Page 55 of Thorn

Honey stepped forward. “What is it?”

Thorn had to step to the end of the bed to make room for his teammate. They were tightly packed into the tiny space.

“Here are the scars that Lynx was telling us about. Lynx said the caregiver had mentioned burn scars on her feet. Roxanne seemed to believe they were from the accident that killed Juliette’s mother. What do they look like to you?”

Honey pulled a flashlight from his pocket to shine onto the silver marks that curled from the pads of her feet, up her ankles and over the tops.

Honey’s face turned to stone.

“Torture?” Thorn asked.

“Yeah,” Honey said softly. “I’d say that’s right.”

To the RN in Northern Virginia, an accident was probably a fine explanation for these scars. But Thorn had seen this too many times to be mistaken. Too many men who fought next to him had survived torture sessions with their feet that looked just like this with methodic burn stripes. But he’d never seen it outside of the Middle East.

Thorn wondered if the amnesia Juliette experienced following her brain surgery wasn’t the kindest thing that could have happened. Torture was a hell of a burden to carry through life.

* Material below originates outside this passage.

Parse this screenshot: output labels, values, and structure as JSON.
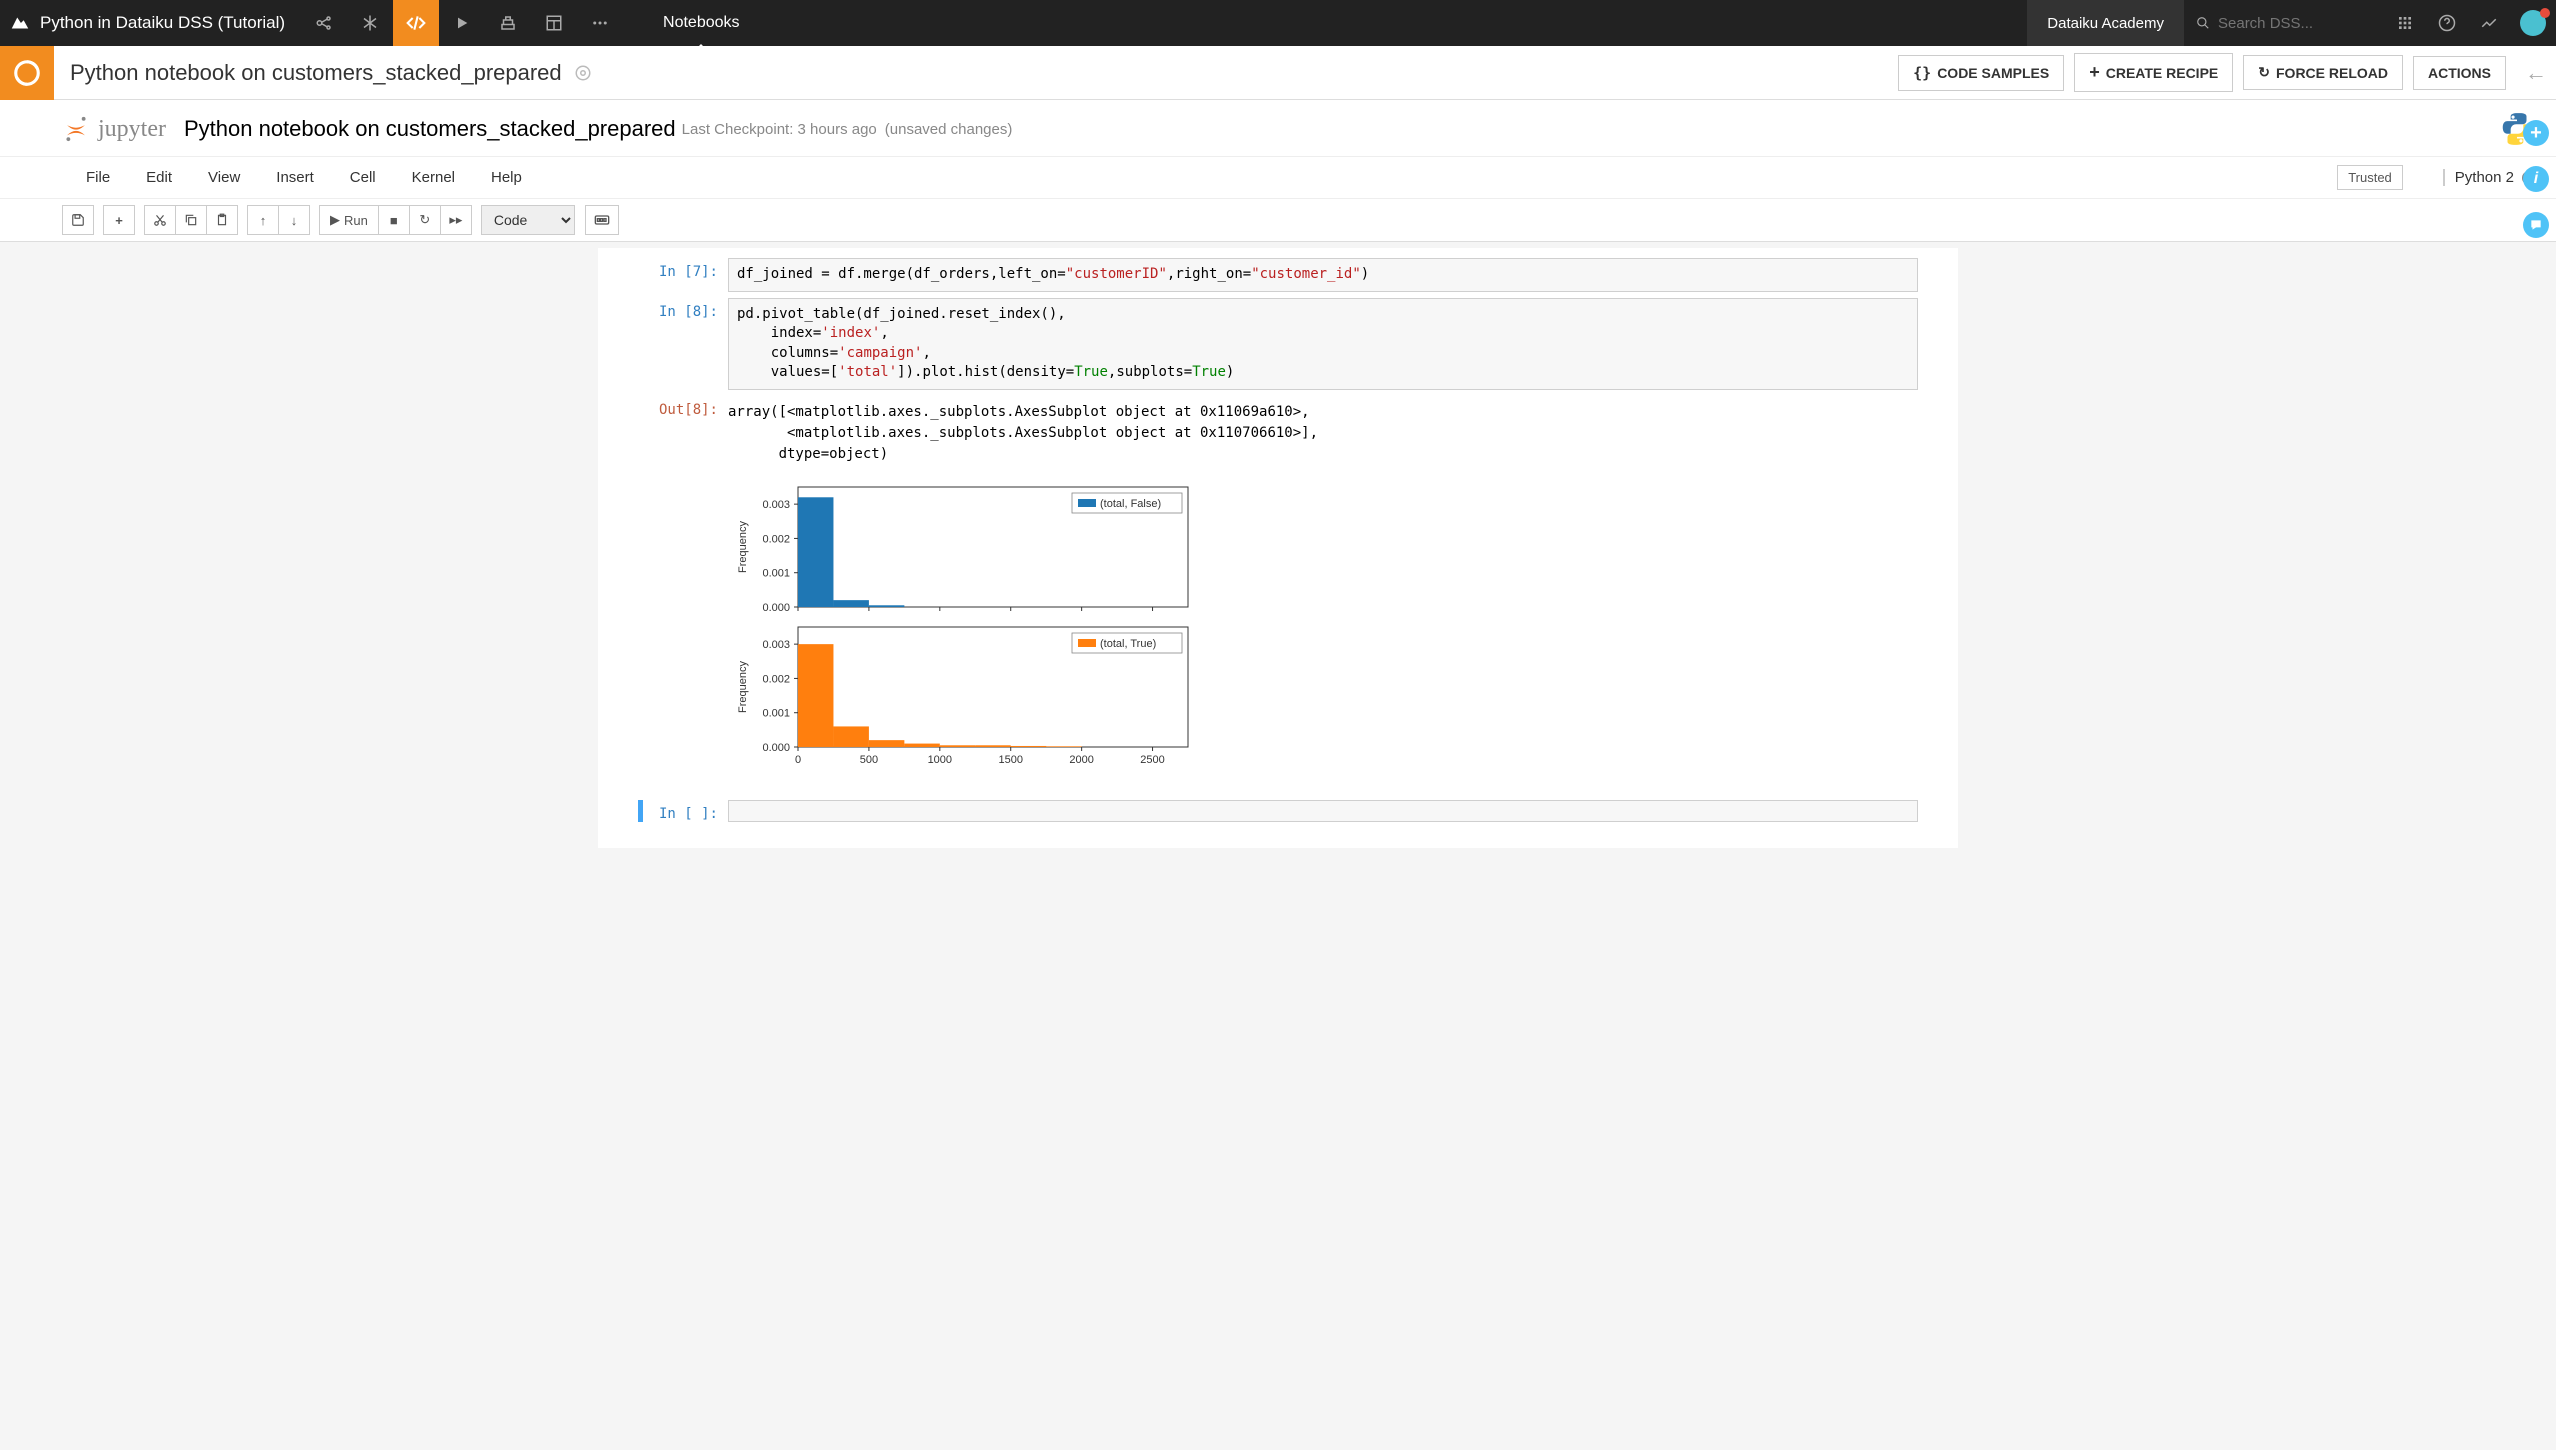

Thorn saw that she had a nightgown hanging on the towel rack. He pulled it down and dressed her in it. He laid a cool cloth over her head and tucked the sheet and blankets up under her chin. It was the most he could do when she was all but passed out.

He needed IVs.

She needed lab work.

She needed a damned hospital.

But here they were and here they’d stay.

Thorn’s gut said this was a big mistake.

Chapter Twenty-Eight

Thorn

Paris, France

Sunday, Eleven Hundred Hours.

“Zoe, hey, sweet heart,” Gage said.

The team huddled uncomfortably around the monitor, which rested on the narrow desk top in Juliette’s room. There was nowhere for them to sit, even on the floor. Crammed into the tight space, they had tried to angle the monitor so that they could see Zoe, Gage’s fiancée, very soon to be wife, talk them through the results of the blood tests she’d conducted. They whispered into their communications systems so as not to disturb Juliette or have her overhear what they were saying.

“Hi, Gage.” Zoe offered up her gentle smile. “Hi, Thorn. Hey Honey.” She wiggled her fingers at them. She was sitting at Nutsbe’s desk in the Panther Force war room, talking over the encrypted computer connection.

“We really appreciate you doing this for us,” Honey said. “I hope it didn’t put you in a complicated position with security issues.”

“It’s fine,” she said. Her long black hair was pulled back in a bun, and she wore black rimmed nerd-girl glasses on a delicately featured face. “I was able to get a quick turn around on my request to let you see what information I pulled up.”

“Did you share that with the CIA as well?” Gage asked.

As she turned around to look at Nutsbe, Thorn saw confusion on her face.

Nutsbe leaned down. “I’m sure that our reports will be shared with the CIA.”

Nutsbe had probably come to the same conclusion as their field team, the access to support here in Paris and in Brussels was provided by CIA. It was very likely that they were also the signatory clients. It was really the only group that made any sense.

“So anyway.” Zoe turned and picked up some papers and shuffled them into her lap. “I have the results. As you know, I can’t compare two different people’s blood samples in my apparatus. But I can send the two separate samples into the BIOMIST system. Once I did that, I tasked the computer to find any individuals that were affiliated with David Dubois, and I got a subset of zero. There was no one else in my system, including Juliette DuBois, that had a familial blood marker match.”

“Juliette isn’t his biological daughter,” Gage said.